Von Michael Lange | 14.04.2016
    Ian Burkhart, spielt ein Videospiel mit einem Gitarren-Eingabegerät.
    Ian Burkhart, spielt ein Videospiel mit einem Gitarren-Eingabegerät. ( Ohio State University Wexner Medical Center/ Battelle)
    Nach seinem Schulabschluss wollte sich Ian Burkhard aus Dublin, Ohio, am Meer entspannen und austoben. Doch dann geschah ein Unfall, der sein Leben für immer veränderte.
    "Damals war ich 19 Jahre alt und erstmals richtig unabhängig. Ich schwamm draußen im Ozean und tauchte in eine große Welle hinein. Sie riss mich hinunter. Nun ja, das Wasser war nicht so tief wie ich dachte."
    Ian Burkhart konnte sich nicht mehr bewegen, weder die Beine noch die Unterarme oder die Hände. Das Genick war gebrochen, das Rückenmark im Bereich der Halswirbel durchtrennt. Die Nervensignale aus seinem Gehirn konnten Arme und Beine nicht mehr erreichen.
    Aber der junge Mann wollte sich damit nicht abfinden. Als erster Patient nahm er an einem Forschungsprojekt teil, bei dem ein Computer die Rolle des Rückenmarks übernehmen sollte. Dazu haben Forscher ein erbsengroßes Implantat entwickelt und in den Motorcortex des Gehirns verpflanzt, in die Region, die für Handbewegungen zuständig ist. Auf diesem Chip nehmen etwa hundert Elektroden Kontakt mit den Nervenzellen auf.
    Die Elektroden reagieren auf die Nervensignale und Kabel leiten sie weiter in einen Computer. Der Computer muss selbstständig lernen können, die Signale aus dem Gehirn zu interpretieren und umzusetzen. Dazu hat das Wissenschaftlerteam um Chad Bouton vom Feinstein Institute in New York eine besondere Software entwickelt.
    "Der Computer lernt die Sprache der Nervenzellen. Diese Sprache ist in jedem Gehirn unterschiedlich. Die lernenden Algorithmen arbeiten wie Übersetzer. Sie übersetzen die Sprache des Gehirns in Signale für die Muskeln."
    Der Computer versteht, was das Gehirn will, und gibt die entsprechenden Bewegungsaufträge an eine Art Manschette am Unterarm des Patienten. Sie steht über feine Drähte und Elektroden mit den Muskeln im Unterarm und am Handgelenk in Kontakt.

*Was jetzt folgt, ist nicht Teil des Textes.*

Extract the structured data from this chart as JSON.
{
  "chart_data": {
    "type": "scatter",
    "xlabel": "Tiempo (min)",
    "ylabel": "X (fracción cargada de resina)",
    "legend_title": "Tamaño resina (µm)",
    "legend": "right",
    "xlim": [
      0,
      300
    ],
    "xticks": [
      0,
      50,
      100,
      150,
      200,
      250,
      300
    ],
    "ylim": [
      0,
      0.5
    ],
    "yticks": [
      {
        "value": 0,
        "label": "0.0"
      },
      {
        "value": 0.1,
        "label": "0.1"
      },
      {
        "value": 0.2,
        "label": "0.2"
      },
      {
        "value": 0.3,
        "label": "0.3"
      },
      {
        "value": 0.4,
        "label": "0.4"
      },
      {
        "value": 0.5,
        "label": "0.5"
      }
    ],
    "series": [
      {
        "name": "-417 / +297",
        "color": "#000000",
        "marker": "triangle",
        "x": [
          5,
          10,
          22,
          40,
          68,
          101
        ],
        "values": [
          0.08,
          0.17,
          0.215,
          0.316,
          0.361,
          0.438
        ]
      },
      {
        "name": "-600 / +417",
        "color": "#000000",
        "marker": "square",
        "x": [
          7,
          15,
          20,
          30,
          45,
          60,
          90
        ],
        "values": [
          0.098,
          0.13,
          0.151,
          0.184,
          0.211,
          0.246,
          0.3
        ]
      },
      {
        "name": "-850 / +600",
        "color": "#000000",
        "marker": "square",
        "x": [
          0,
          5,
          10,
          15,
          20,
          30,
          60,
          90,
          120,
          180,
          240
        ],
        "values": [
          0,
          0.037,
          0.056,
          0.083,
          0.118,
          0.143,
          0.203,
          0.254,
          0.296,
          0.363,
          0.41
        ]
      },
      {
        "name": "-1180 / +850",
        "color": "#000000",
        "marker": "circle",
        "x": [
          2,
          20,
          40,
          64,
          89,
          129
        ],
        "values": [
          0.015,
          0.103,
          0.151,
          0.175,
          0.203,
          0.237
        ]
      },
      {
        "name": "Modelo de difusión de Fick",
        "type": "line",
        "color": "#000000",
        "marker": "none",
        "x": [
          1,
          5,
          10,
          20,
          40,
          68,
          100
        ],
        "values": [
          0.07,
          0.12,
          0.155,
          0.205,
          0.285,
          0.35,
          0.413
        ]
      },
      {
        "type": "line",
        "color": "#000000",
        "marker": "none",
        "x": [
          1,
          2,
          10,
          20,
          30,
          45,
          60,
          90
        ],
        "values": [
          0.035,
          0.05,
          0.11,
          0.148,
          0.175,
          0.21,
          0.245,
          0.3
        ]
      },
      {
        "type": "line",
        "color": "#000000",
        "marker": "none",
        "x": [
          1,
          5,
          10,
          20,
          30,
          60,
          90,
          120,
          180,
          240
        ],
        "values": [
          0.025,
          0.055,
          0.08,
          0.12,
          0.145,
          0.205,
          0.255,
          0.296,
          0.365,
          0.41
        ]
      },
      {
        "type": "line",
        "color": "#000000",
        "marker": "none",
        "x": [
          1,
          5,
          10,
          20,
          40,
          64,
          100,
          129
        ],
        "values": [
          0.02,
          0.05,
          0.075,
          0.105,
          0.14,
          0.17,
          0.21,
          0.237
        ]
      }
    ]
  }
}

    Für Ian Burkhart begann ein langwieriges Trainingsprogramm. Mehrfach die Woche trainiert er mit dem Computer – meist mehrere Stunden.
    "Danach fühle ich mich unglaublich müde und erschöpft, wie nach einem sechsstündigen Examen. Alles was ich 19 Jahre lang für selbstverständlich hielt, muss ich neu lernen. Ich muss mir jeden kleinen Teil einer Bewegung vorstellen und dabei äußerst konzentriert sein."
    Fast sechs Jahre nach seinem Unfall kann Ian Burkhart einfache Bewegungen ausführen, wie zugreifen und loslassen. Seine Hand umfasst eine Flasche und gießt Wasser in ein Glas. Außerdem spielt er das Computerspiel Guitar Hero, bei dem er auf einer Spezialgitarre bestimmte Tasten drückt.
    Ian Burkhart schüttet eine Ladung Würfel von einem Glas in ein anderes.
    Sogar komplexe Bewegungen sind möglich, wenn auch etwas fahrig. (Ohio State University Wexner Medical Center/ Battelle)
    Der Wissenschaftler Chat Bouton ist überzeugt: Nach der extrem schwierigen Pionierarbeit werden zukünftige Patienten es leichter haben.
    "Zum ersten Mal überhaupt ist es gelungen, dass eine gelähmte Person, die Hände wieder benutzen kann – gesteuert von den Gedanken des eigenen Gehirns. Wir können jetzt Gehirnsignale zu den Muskeln leiten und Bewegungen auslösen. Auf diesem Wege können zukünftig vollständig gelähmte Patienten lernen, selbstständig zu essen oder sich anzukleiden."
    Auch Schlaganfallpatienten könnten davon profitieren, so Chat Bouton. Aber noch ist es nicht soweit. Ian Burkhard muss für sein Training jedes Mal in die Klinik kommen, wo Ärzte und Techniker sein Gehirn und seinen Unterarm mit dem Computer verbinden. Aber die Forscher arbeiten an einer drahtlosen Übertragung, so dass die Gedanken des Patienten auch zu Hause seine Hand steuern können.